By the way, verse 58 is exemplified in verse 53, but in verse 56 it is implies that God did provide.
In this verse a man does not make an offer but Jesus tells a man to follow Him. Evidently this man was more mature in his discipleship than the first, but he had a flaw, common to all of us. The man wanted permission to do something first. It can't mean: "Let me go and take care of father until he dies." Jesus does not forbid obedience to the fourth commandment.
Jesus' answer is truly enigmatic, purposely so. It lingers in one's mind. Be careful of dogmatically interpreting: "Let the spiritually dead bury the physically dead" because that would mean that only the unregenerate can bury the dead. Abraham buried Sarah. Joseph and Nicodemus buried Jesus. Were they spiritually dead? No. Furthermore, that would mean that a Christian cannot be a mortician. That can't be.
Then what does it say? At Jesus' time the Jews considered burial a religious rite which took precedence over everything, even reading the Law. But burial is not a spiritual, religious rite commanded by God. He doesn't command that we bury. All cultures bury, cremate, embalm, or mummify to protect the living, lest the living be contaminated. And anyone can bury the dead. Discipleship is not a requirement for that. Our obligation to people ceases at death. You can't preach to the dead. You can't even love the dead. Only the living, whether neighbor, wife, or even enemy, can be loved.

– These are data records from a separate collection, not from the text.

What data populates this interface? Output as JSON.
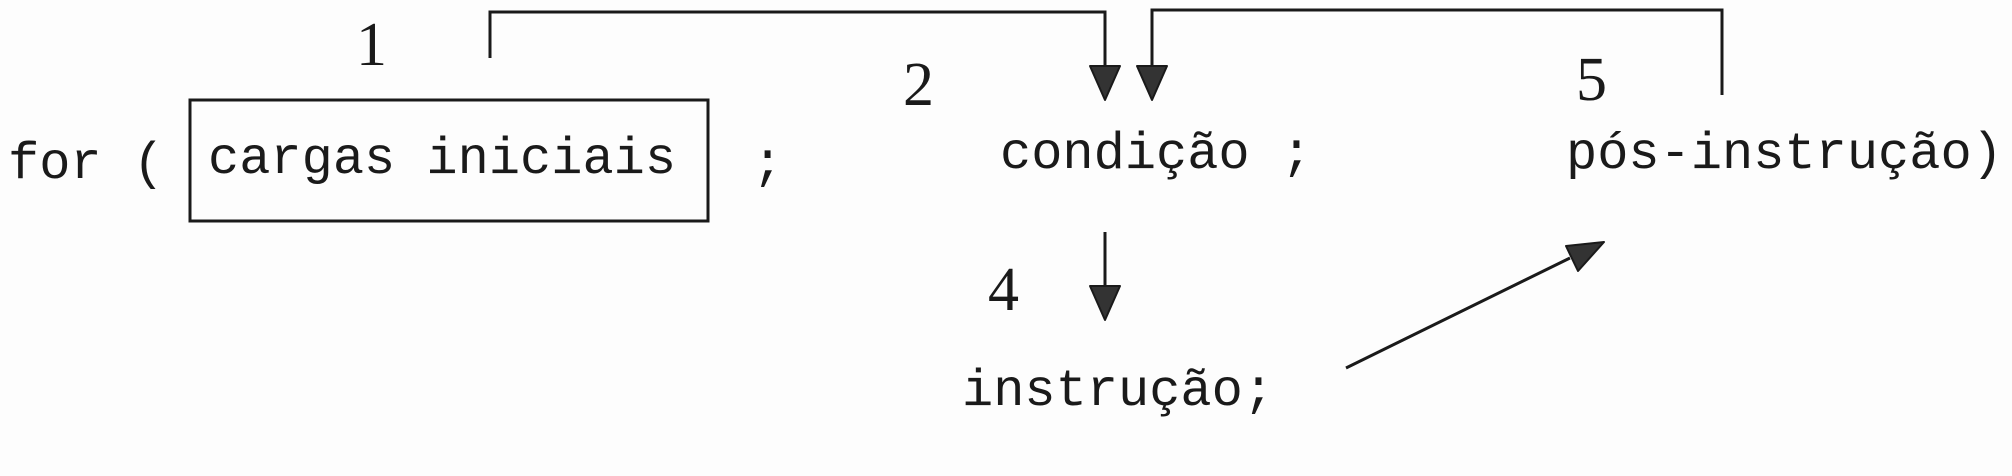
{
  "code": {
    "for_open": "for (",
    "init": "cargas iniciais",
    "semi1": ";",
    "condition": "condição ;",
    "post": "pós-instrução)",
    "body": "instrução;"
  },
  "steps": {
    "init": "1",
    "condition": "2",
    "body": "4",
    "post": "5"
  },
  "colors": {
    "ink": "#1a1a1a",
    "arrowhead": "#333333",
    "paper": "#fdfdfd"
  }
}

Hebrews 13:7 has nothing to do with burial. It says we should remember their preaching and imitate their endurance. Hebrews 12:1 says nothing about burial. It reminds us to remember the faith and endurance of a Christian (which give all glory to God) should be remembered, but you can't preach the Gospel to the dead.

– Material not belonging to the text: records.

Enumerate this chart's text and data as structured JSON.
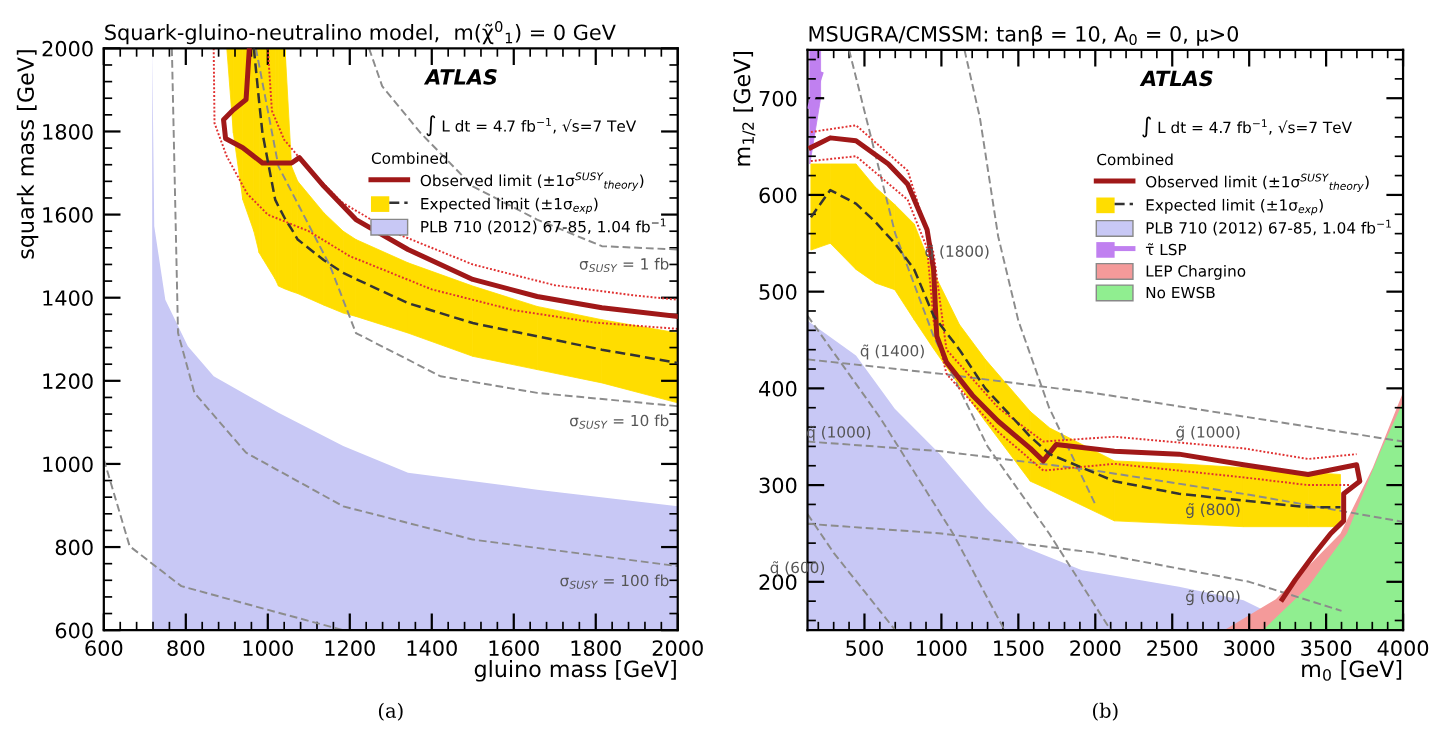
{
  "chart_data": [
    {
      "type": "line",
      "title": "Squark-gluino-neutralino model,  m(χ̃$^{0}$$_{1}$) = 0 GeV",
      "xlabel": "gluino mass [GeV]",
      "ylabel": "squark mass [GeV]",
      "legend_title": "Combined",
      "legend": "top right",
      "xlim": [
        600,
        2000
      ],
      "ylim": [
        600,
        2000
      ],
      "xticks": [
        600,
        800,
        1000,
        1200,
        1400,
        1600,
        1800,
        2000
      ],
      "yticks": [
        600,
        800,
        1000,
        1200,
        1400,
        1600,
        1800,
        2000
      ],
      "annotations": [
        "ATLAS",
        "∫ L dt = 4.7 fb$^{−1}$, √s=7 TeV",
        "(a)",
        {
          "text": "σ$_{SUSY}$ = 1 fb",
          "x": 2000,
          "y": 1516
        },
        {
          "text": "σ$_{SUSY}$ = 10 fb",
          "x": 2000,
          "y": 1139
        },
        {
          "text": "σ$_{SUSY}$ = 100 fb",
          "x": 2000,
          "y": 754
        }
      ],
      "series": [
        {
          "color": "#8c8c8c",
          "line_style": "dashed",
          "x": [
            1247,
            1279,
            1373,
            1500,
            1657,
            1815,
            2000
          ],
          "values": [
            2000,
            1909,
            1796,
            1668,
            1588,
            1524,
            1516
          ]
        },
        {
          "color": "#8c8c8c",
          "line_style": "dashed",
          "x": [
            971,
            1026,
            1152,
            1215,
            1421,
            1657,
            2000
          ],
          "values": [
            2000,
            1716,
            1476,
            1315,
            1211,
            1171,
            1139
          ]
        },
        {
          "color": "#8c8c8c",
          "line_style": "dashed",
          "x": [
            766,
            781,
            821,
            947,
            1184,
            1500,
            2000
          ],
          "values": [
            2000,
            1315,
            1171,
            1027,
            898,
            818,
            754
          ]
        },
        {
          "color": "#8c8c8c",
          "line_style": "dashed",
          "x": [
            600,
            663,
            789,
            1026,
            1184
          ],
          "values": [
            1011,
            802,
            706,
            642,
            600
          ]
        },
        {
          "color": "#e03030",
          "line_style": "dotted",
          "x": [
            1000,
            1010,
            1040,
            1100,
            1180,
            1300,
            1500,
            1700,
            1900,
            2000
          ],
          "values": [
            2000,
            1850,
            1780,
            1710,
            1630,
            1560,
            1480,
            1430,
            1405,
            1395
          ]
        },
        {
          "color": "#e03030",
          "line_style": "dotted",
          "x": [
            868,
            870,
            900,
            950,
            1000,
            1050,
            1100,
            1200,
            1400,
            1600,
            1800,
            2000
          ],
          "values": [
            2000,
            1820,
            1740,
            1650,
            1600,
            1580,
            1560,
            1500,
            1420,
            1370,
            1340,
            1325
          ]
        },
        {
          "name": "Observed limit (±1σ$^{SUSY}$$_{theory}$)",
          "color": "#a01818",
          "line_style": "solid",
          "x": [
            955,
            947,
            916,
            892,
            897,
            939,
            987,
            1058,
            1077,
            1137,
            1215,
            1342,
            1500,
            1657,
            1815,
            2000
          ],
          "values": [
            2000,
            1877,
            1852,
            1828,
            1783,
            1761,
            1724,
            1724,
            1737,
            1668,
            1588,
            1516,
            1444,
            1403,
            1376,
            1355
          ]
        },
        {
          "name": "Expected limit (±1σ$_{exp}$)",
          "color": "#333333",
          "colors": [
            "#ffdd00",
            "#ffdd00",
            "#ffdd00",
            "#ffdd00",
            "#ffdd00",
            "#ffdd00",
            "#ffdd00",
            "#ffdd00",
            "#ffdd00",
            "#ffdd00",
            "#ffdd00",
            "#ffdd00",
            "#ffdd00",
            "#ffdd00",
            "#ffdd00",
            "#ffdd00",
            "#ffdd00",
            "#ffdd00",
            "#ffdd00"
          ],
          "line_style": "dashed",
          "x": [
            900,
            916,
            939,
            966,
            979,
            987,
            1018,
            1026,
            1042,
            1058,
            1073,
            1137,
            1184,
            1215,
            1342,
            1500,
            1657,
            1815,
            2000
          ],
          "values": [
            null,
            null,
            null,
            2000,
            1870,
            1796,
            1636,
            1620,
            1590,
            1565,
            1540,
            1490,
            1460,
            1445,
            1387,
            1339,
            1307,
            1275,
            1243
          ],
          "lower": [
            2000,
            1796,
            1636,
            1560,
            1508,
            1495,
            1445,
            1428,
            1421,
            1415,
            1410,
            1382,
            1363,
            1355,
            1315,
            1259,
            1227,
            1195,
            1147
          ],
          "upper": [
            2000,
            2000,
            2000,
            2000,
            2000,
            2000,
            2000,
            2000,
            2000,
            1716,
            1680,
            1604,
            1560,
            1540,
            1484,
            1428,
            1379,
            1347,
            1315
          ]
        },
        {
          "type": "area",
          "name": "PLB 710 (2012) 67-85, 1.04 fb$^{−1}$",
          "color": "#c8c8f5",
          "x": [
            718,
            723,
            750,
            805,
            868,
            1026,
            1184,
            1342,
            1657,
            2000
          ],
          "values": [
            2000,
            1572,
            1395,
            1283,
            1211,
            1123,
            1043,
            979,
            938,
            898
          ]
        }
      ]
    },
    {
      "type": "line",
      "title": "MSUGRA/CMSSM: tanβ = 10, A$_{0}$ = 0, μ>0",
      "xlabel": "m$_{0}$ [GeV]",
      "ylabel": "m$_{1/2}$ [GeV]",
      "legend_title": "Combined",
      "legend": "top right",
      "xlim": [
        130,
        4000
      ],
      "ylim": [
        150,
        750
      ],
      "xticks": [
        500,
        1000,
        1500,
        2000,
        2500,
        3000,
        3500,
        4000
      ],
      "yticks": [
        200,
        300,
        400,
        500,
        600,
        700
      ],
      "annotations": [
        "ATLAS",
        "∫ L dt = 4.7 fb$^{−1}$, √s=7 TeV",
        "(b)",
        {
          "text": "g̃ (1000)",
          "x": 3000,
          "y": 370
        },
        {
          "text": "g̃ (800)",
          "x": 3000,
          "y": 290
        },
        {
          "text": "g̃ (600)",
          "x": 3000,
          "y": 200
        },
        {
          "text": "q̃ (600)",
          "x": 300,
          "y": 230
        },
        {
          "text": "q̃ (1000)",
          "x": 600,
          "y": 370
        },
        {
          "text": "q̃ (1400)",
          "x": 949,
          "y": 454
        },
        {
          "text": "q̃ (1800)",
          "x": 1369,
          "y": 557
        }
      ],
      "series": [
        {
          "color": "#8c8c8c",
          "line_style": "dashed",
          "x": [
            130,
            1000,
            2000,
            3000,
            4000
          ],
          "values": [
            430,
            415,
            395,
            370,
            345
          ]
        },
        {
          "color": "#8c8c8c",
          "line_style": "dashed",
          "x": [
            130,
            1000,
            2000,
            3000,
            4000
          ],
          "values": [
            345,
            335,
            315,
            290,
            262
          ]
        },
        {
          "color": "#8c8c8c",
          "line_style": "dashed",
          "x": [
            130,
            1000,
            2000,
            3000,
            3600
          ],
          "values": [
            260,
            250,
            230,
            200,
            170
          ]
        },
        {
          "color": "#8c8c8c",
          "line_style": "dashed",
          "x": [
            130,
            300,
            500,
            700
          ],
          "values": [
            270,
            230,
            190,
            150
          ]
        },
        {
          "color": "#8c8c8c",
          "line_style": "dashed",
          "x": [
            130,
            600,
            1075,
            1410
          ],
          "values": [
            475,
            370,
            250,
            150
          ]
        },
        {
          "color": "#8c8c8c",
          "line_style": "dashed",
          "x": [
            400,
            700,
            949,
            1300,
            1700,
            2100
          ],
          "values": [
            750,
            560,
            454,
            340,
            250,
            150
          ]
        },
        {
          "color": "#8c8c8c",
          "line_style": "dashed",
          "x": [
            1150,
            1250,
            1369,
            1500,
            1700,
            2000
          ],
          "values": [
            750,
            680,
            557,
            470,
            380,
            280
          ]
        },
        {
          "color": "#e03030",
          "line_style": "dotted",
          "x": [
            152,
            445,
            781,
            949,
            1033,
            1369,
            1662,
            2124,
            2963,
            3383,
            3698
          ],
          "values": [
            665,
            672,
            625,
            540,
            440,
            380,
            345,
            350,
            338,
            327,
            332
          ]
        },
        {
          "color": "#e03030",
          "line_style": "dotted",
          "x": [
            152,
            445,
            781,
            907,
            949,
            1033,
            1369,
            1662,
            2124,
            2963,
            3383,
            3650
          ],
          "values": [
            635,
            640,
            595,
            545,
            470,
            415,
            355,
            315,
            322,
            308,
            300,
            300
          ]
        },
        {
          "name": "Observed limit (±1σ$^{SUSY}$$_{theory}$)",
          "color": "#a01818",
          "line_style": "solid",
          "x": [
            152,
            278,
            445,
            655,
            781,
            907,
            949,
            970,
            1033,
            1201,
            1369,
            1578,
            1662,
            1746,
            2124,
            2544,
            2963,
            3383,
            3698,
            3719,
            3614,
            3614,
            3530,
            3425,
            3299,
            3215
          ],
          "values": [
            649,
            659,
            656,
            632,
            611,
            564,
            523,
            454,
            427,
            393,
            366,
            338,
            325,
            342,
            335,
            332,
            321,
            311,
            321,
            304,
            291,
            263,
            250,
            229,
            202,
            182
          ]
        },
        {
          "name": "Expected limit (±1σ$_{exp}$)",
          "color": "#333333",
          "colors": [
            "#ffdd00",
            "#ffdd00",
            "#ffdd00",
            "#ffdd00",
            "#ffdd00",
            "#ffdd00",
            "#ffdd00",
            "#ffdd00",
            "#ffdd00",
            "#ffdd00",
            "#ffdd00",
            "#ffdd00",
            "#ffdd00",
            "#ffdd00",
            "#ffdd00",
            "#ffdd00"
          ],
          "line_style": "dashed",
          "x": [
            152,
            278,
            445,
            571,
            697,
            823,
            949,
            1117,
            1285,
            1578,
            1704,
            2124,
            2544,
            2963,
            3383,
            3593
          ],
          "values": [
            577,
            605,
            591,
            572,
            550,
            523,
            475,
            440,
            400,
            350,
            332,
            304,
            291,
            284,
            277,
            277
          ],
          "lower": [
            543,
            550,
            523,
            509,
            502,
            471,
            441,
            403,
            366,
            304,
            295,
            263,
            260,
            257,
            257,
            257
          ],
          "upper": [
            632,
            632,
            632,
            608,
            590,
            570,
            520,
            466,
            430,
            376,
            359,
            325,
            322,
            318,
            313,
            311
          ]
        },
        {
          "type": "area",
          "name": "PLB 710 (2012) 67-85, 1.04 fb$^{−1}$",
          "color": "#c8c8f5",
          "x": [
            130,
            445,
            697,
            991,
            1285,
            1537,
            1914,
            2544,
            2963,
            3089,
            3150
          ],
          "values": [
            470,
            434,
            379,
            332,
            277,
            236,
            212,
            195,
            181,
            171,
            150
          ]
        },
        {
          "name": "τ̃ LSP",
          "color": "#c080f0",
          "colors": [
            "#c080f0",
            "#c080f0"
          ],
          "line_style": "solid",
          "x": [
            145,
            215
          ],
          "values": [
            691,
            725
          ],
          "lower": [
            632,
            700
          ],
          "upper": [
            750,
            750
          ]
        },
        {
          "type": "area",
          "name": "LEP Chargino",
          "color": "#f49a9a",
          "x": [
            2837,
            3173,
            3593,
            3803,
            4000
          ],
          "values": [
            150,
            182,
            250,
            318,
            396
          ]
        },
        {
          "type": "area",
          "name": "No EWSB",
          "color": "#90ee90",
          "x": [
            3089,
            3383,
            3635,
            3845,
            4000
          ],
          "values": [
            150,
            195,
            250,
            332,
            386
          ]
        }
      ]
    }
  ]
}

"Let the dead bury the dead." Anyone can do that. "You go and spread the Kingdom of God, the Gospel which builds the church of the living."
Eulogies, flowers, rites don't soften the harsh reality of death. Nor will sentimentality. What counts is preaching the Gospel far and wide. Some of these thoughts meet with disapproval even among Christians because we are so much like this man.
The whole statement is Law, the first part to avoid vacuous, pagan sentimentality and the second to rivet our attention on what is truly spiritual activity. Jesus was buried not because He would decay but because He took our place. And, isn't it remarkable that there is no record of Him attending a burial, not even that of His father? That doesn't mean that He didn't, for He may have. And when He did raise the dead, He wasn't there to bury but to prove that He was the Savior. That's Gospel.
This case is like the first in that the man volunteers to follow Jesus. He calls Him Lord. And like the second in that he likewise says: "Permit me first to --."
Jesus' answer is an axiom, a statement understandable to all cultures. Jesus must be speaking about a man who has no experience as a plowman. The plow here is similar to the walking plow used in former generations in our country. One cannot plow without placing both hands firmly on the plowhandle and looking forward.
"Keeps looking back" is the translation in NEB and AAT. This kind of plowing is ridiculous and impossible. Bengel mentions here that such a man is "delirious." The etymology of this word is "de" and "lira" in Latin, meaning "out of the furrow." A delirious man is like a plow out of the furrow.
Jesus is criticizing the man's attitude. Matthew 10:37 and Luke 14:26 are parallel thoughts. The Children of Israel longed for the flesh-pots of Egypt. See Exodus 16:3. Remember Lot's wife. Luke 17:32; Genesis 19:26. Read Philippians 3:2-14, especially verse 13.
To have the righteousness of God by faith in Christ is the best antidote against being impeded by human relationships. That alone makes one fit for the Kingdom of God. Look at Matthew 6:33.